The Department of Financial Services (DFS) in New York said traders at Credit Suisse had co-ordinated with other banks and traded on confidential customer information, which could have led to the manipulation of exchange rates.
“From at least 2008 to 2015, Credit Suisse consistently engaged in improper, unsafe, and unsound conduct, in violation of New York laws and regulations, by failing to implement effective controls over its FX business,” the regulator said.
The DFS said Credit Suisse had used software programmed to trade in anticipation of client orders, in a practice called "front-running". Credit Suisse was also accused of sometimes delaying client orders through its foreign exchange trading platform, eFX, in order to boost profits.
Traders engaged in chat rooms to share information with other banks to manipulate prices, DFS said.
Credit Suisse denied the claims, saying that it does “not admit to any findings of factor and the resolution does not involve any fraud-based violations”.
The bank will include the fine in its fourth quarter results, to be published in February.

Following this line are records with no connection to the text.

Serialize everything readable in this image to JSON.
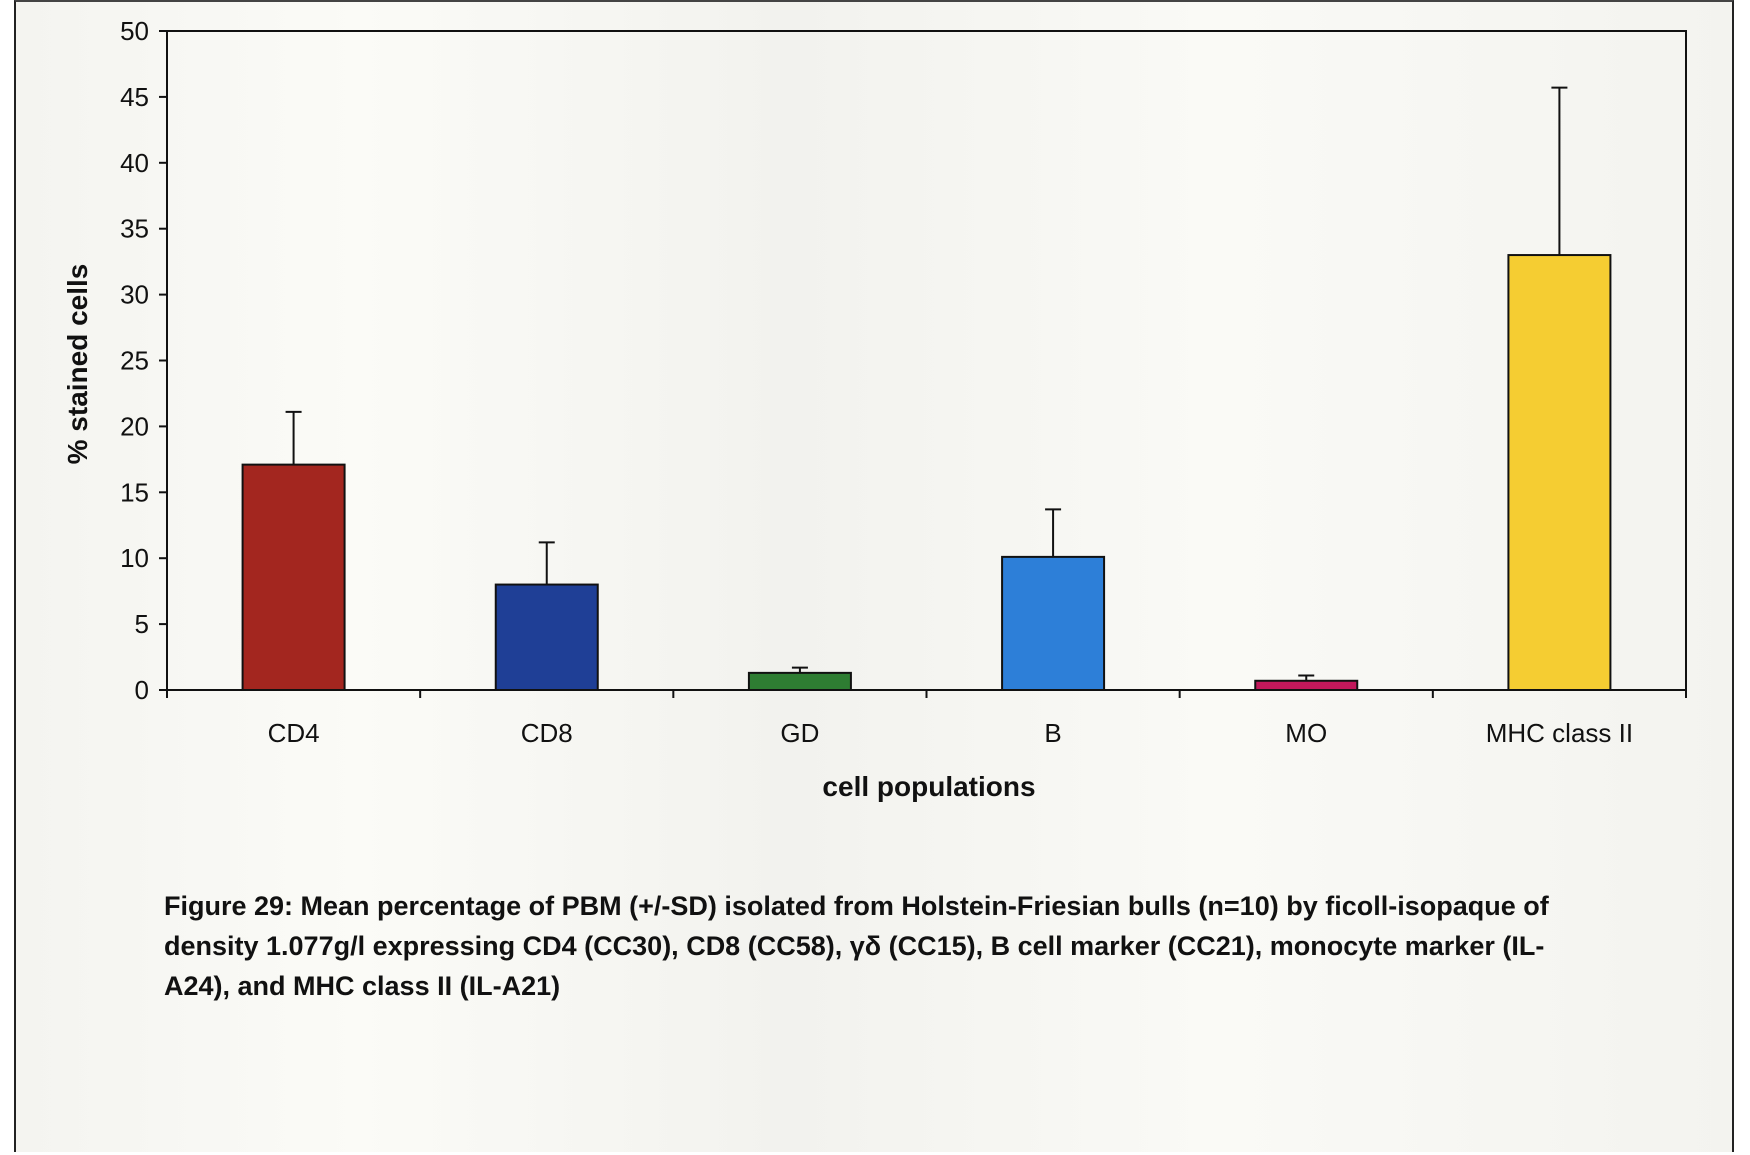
{
  "caption": "Figure 29: Mean percentage of PBM (+/-SD) isolated from Holstein-Friesian bulls (n=10) by ficoll-isopaque of density 1.077g/l expressing CD4 (CC30), CD8 (CC58), γδ (CC15), B cell marker (CC21), monocyte marker (IL-A24), and MHC class II (IL-A21)",
  "chart_data": {
    "type": "bar",
    "title": "",
    "xlabel": "cell populations",
    "ylabel": "% stained cells",
    "ylim": [
      0,
      50
    ],
    "yticks": [
      0,
      5,
      10,
      15,
      20,
      25,
      30,
      35,
      40,
      45,
      50
    ],
    "grid": false,
    "legend": "none",
    "categories": [
      "CD4",
      "CD8",
      "GD",
      "B",
      "MO",
      "MHC class II"
    ],
    "values": [
      17.1,
      8.0,
      1.3,
      10.1,
      0.7,
      33.0
    ],
    "error_plus": [
      4.0,
      3.2,
      0.4,
      3.6,
      0.4,
      12.7
    ],
    "colors": [
      "#a3261f",
      "#1f3f96",
      "#2e7d32",
      "#2d7fd8",
      "#c2185b",
      "#f5cd32"
    ]
  }
}
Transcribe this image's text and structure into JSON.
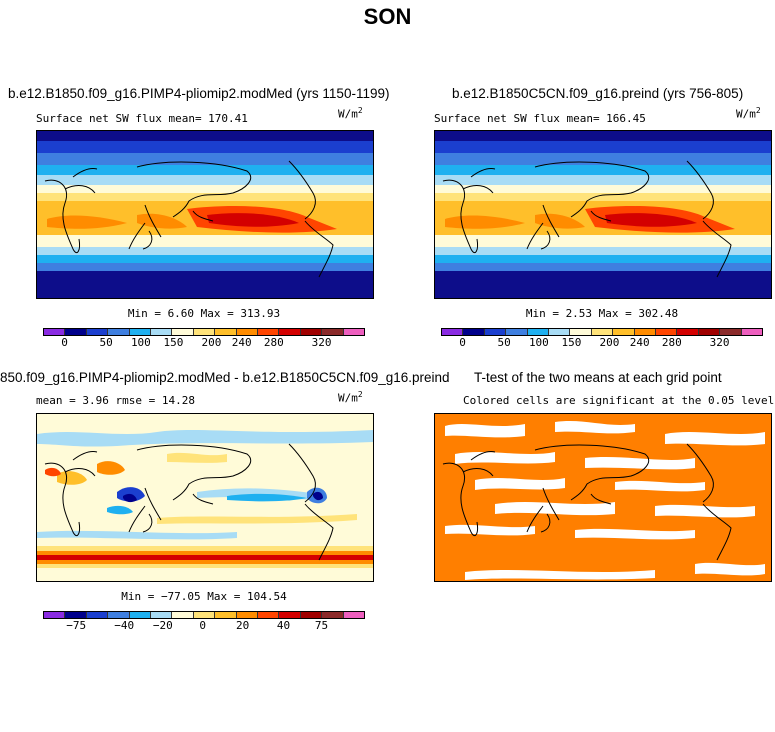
{
  "season": "SON",
  "units_base": "W/m",
  "units_exp": "2",
  "panel1": {
    "title": "b.e12.B1850.f09_g16.PIMP4-pliomip2.modMed (yrs 1150-1199)",
    "subtitle": "Surface net SW flux mean= 170.41",
    "minmax": "Min =   6.60 Max = 313.93"
  },
  "panel2": {
    "title": "b.e12.B1850C5CN.f09_g16.preind (yrs 756-805)",
    "subtitle": "Surface net SW flux mean= 166.45",
    "minmax": "Min =   2.53 Max = 302.48"
  },
  "panel3": {
    "title": "850.f09_g16.PIMP4-pliomip2.modMed - b.e12.B1850C5CN.f09_g16.preind",
    "stats": "mean =    3.96     rmse =  14.28",
    "minmax": "Min = −77.05 Max = 104.54"
  },
  "panel4": {
    "title": "T-test of the two means at each grid point",
    "subtitle": "Colored cells are significant at the 0.05 level"
  },
  "colorbar_abs": {
    "colors": [
      "#8a2be2",
      "#00008b",
      "#1b3fcf",
      "#3f7fe0",
      "#1fb0f0",
      "#a8dcf5",
      "#fffbd8",
      "#ffe37a",
      "#ffbf2a",
      "#ff8c00",
      "#ff4500",
      "#d40000",
      "#a00000",
      "#8b2a2a",
      "#ee5fbf"
    ],
    "tick_labels": [
      "0",
      "50",
      "100",
      "150",
      "200",
      "240",
      "280",
      "320"
    ]
  },
  "colorbar_diff": {
    "colors": [
      "#8a2be2",
      "#00008b",
      "#1b3fcf",
      "#3f7fe0",
      "#1fb0f0",
      "#a8dcf5",
      "#fffbd8",
      "#ffe37a",
      "#ffbf2a",
      "#ff8c00",
      "#ff4500",
      "#d40000",
      "#a00000",
      "#8b2a2a",
      "#ee5fbf"
    ],
    "tick_labels": [
      "−75",
      "−40",
      "−20",
      "0",
      "20",
      "40",
      "75"
    ]
  },
  "ttest_color": "#ff7f00"
}
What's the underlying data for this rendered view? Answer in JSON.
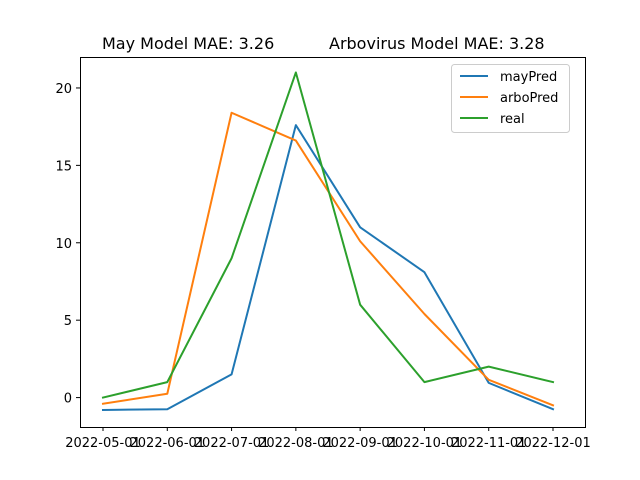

“Credit Suisse is pleased to have reached a settlement with the DFS that allows the bank to put this matter behind it,” it said.
It marks the latest settlement to arise from a global probe of foreign exchange markets. HSBC Holdings PLC (LON:HSBA), Citigroup, JP Morgan and Royal Bank of Scotland Group PLC (LON:RBS) have also been fined for manipulating foreign exchange since the financial crisis.